TOSHIBA CORPORATE GOVERNANCE FAILURE

An outsider investigation report discharged on July 20, 2015, found that Toshiba Corporation had

cushioned its benefits by $1.2 billion over the past 6 years. The present and two old presidents and half of the board of directors have resigned from their positions. At the end of the day we are confronted

with the inquiries of how good Japanese corporate governance practices are and how might they be

improved.

When we compared The Toshiba case to other recent Japanese corporate governance scandals such as the Olympus case in 2011, it was shocking news for two …show more content…

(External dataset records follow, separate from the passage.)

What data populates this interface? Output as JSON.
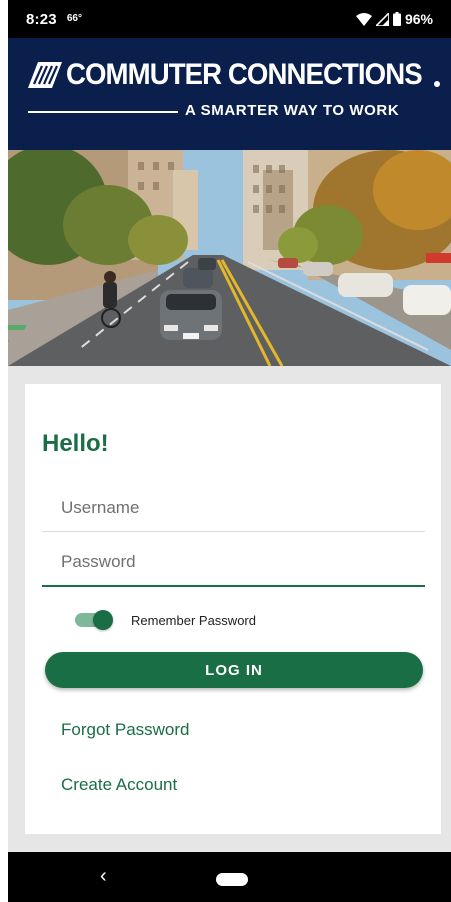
{
  "status_bar": {
    "time": "8:23",
    "temperature": "66°",
    "battery": "96%",
    "icons": [
      "wifi-icon",
      "signal-icon",
      "battery-icon"
    ]
  },
  "header": {
    "brand_name": "COMMUTER CONNECTIONS",
    "tagline": "A SMARTER WAY TO WORK",
    "background_color": "#0b1f4d"
  },
  "login": {
    "greeting": "Hello!",
    "username_placeholder": "Username",
    "username_value": "",
    "password_placeholder": "Password",
    "password_value": "",
    "remember_label": "Remember Password",
    "remember_enabled": true,
    "login_label": "LOG IN",
    "forgot_label": "Forgot Password",
    "create_label": "Create Account",
    "accent_color": "#1a6e45"
  },
  "nav": {
    "back_glyph": "‹"
  }
}
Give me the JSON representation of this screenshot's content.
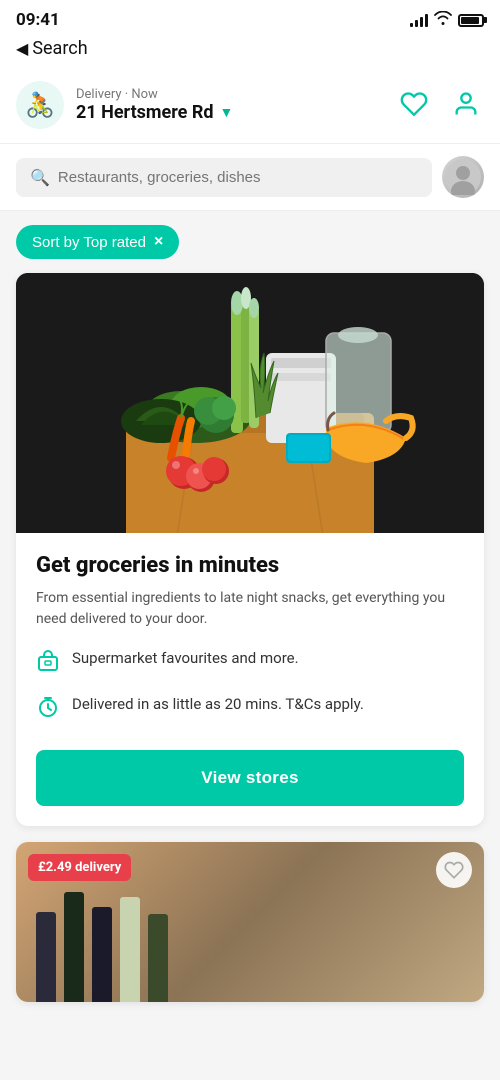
{
  "statusBar": {
    "time": "09:41",
    "batteryLevel": "90"
  },
  "nav": {
    "backText": "Search"
  },
  "header": {
    "deliveryLabel": "Delivery · Now",
    "address": "21 Hertsmere Rd",
    "deliveryIcon": "🚴"
  },
  "search": {
    "placeholder": "Restaurants, groceries, dishes"
  },
  "filter": {
    "label": "Sort by Top rated",
    "closeIcon": "×"
  },
  "groceryCard": {
    "title": "Get groceries in minutes",
    "description": "From essential ingredients to late night snacks, get everything you need delivered to your door.",
    "features": [
      {
        "icon": "🛒",
        "text": "Supermarket favourites and more."
      },
      {
        "icon": "⏱",
        "text": "Delivered in as little as 20 mins. T&Cs apply."
      }
    ],
    "buttonLabel": "View stores"
  },
  "secondCard": {
    "deliveryBadge": "£2.49 delivery"
  }
}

Additionally, the report found Toshiba's governance structure relied too heavily on internal

audit as a consulting service rather than as an assurance provider. The audit department focused primarily on providing consulting services to various Toshiba's companies as part of operational audits,

without assessing the appropriateness of accounting processes. While an effective internal audit function

often provides advice and consultancy services for key stakeholders, internal audit will often struggle to address a company's critical risks if little or no assurance is provided to management and the board on

the overall effectiveness of mitigating controls.

Despite a limited focus on assurance, audits by the department twice identified instances of irregularities that could have highlighted the company's accounting problems much earlier. However, they were

dismissed as not significant enough to report.

Besides, more general weaknesses in Japan's corporate governance system that contributed to the
Olympus scandal still remain today. These include relatively weak regulation and little risk of liability …show more content…

The inquiry covered 98 current and former

executives. The committee's report said other than the five executives, no one else at the company could "be found legally liable. It is not reasonable for Toshiba to enforce liability for compensatory

damages" against them.

In my opinion, Japan's corporate governance may be aided by a new corporate governance code for

listed companies. Under this code Japanese companies must now report ("comply or explain") with

respect to a long list of governance issues. Although a clear principle recommending a minimum of two

independent directors has claimed much of the attention, other new areas such as director training and

board self-evaluation may have a greater impact on board functioning. It's not easy to get the corporate governance balance right. The first step is a long one to keep trying. To this point, Toshiba's current

challenges are merely ceremonial. It has to take that first step.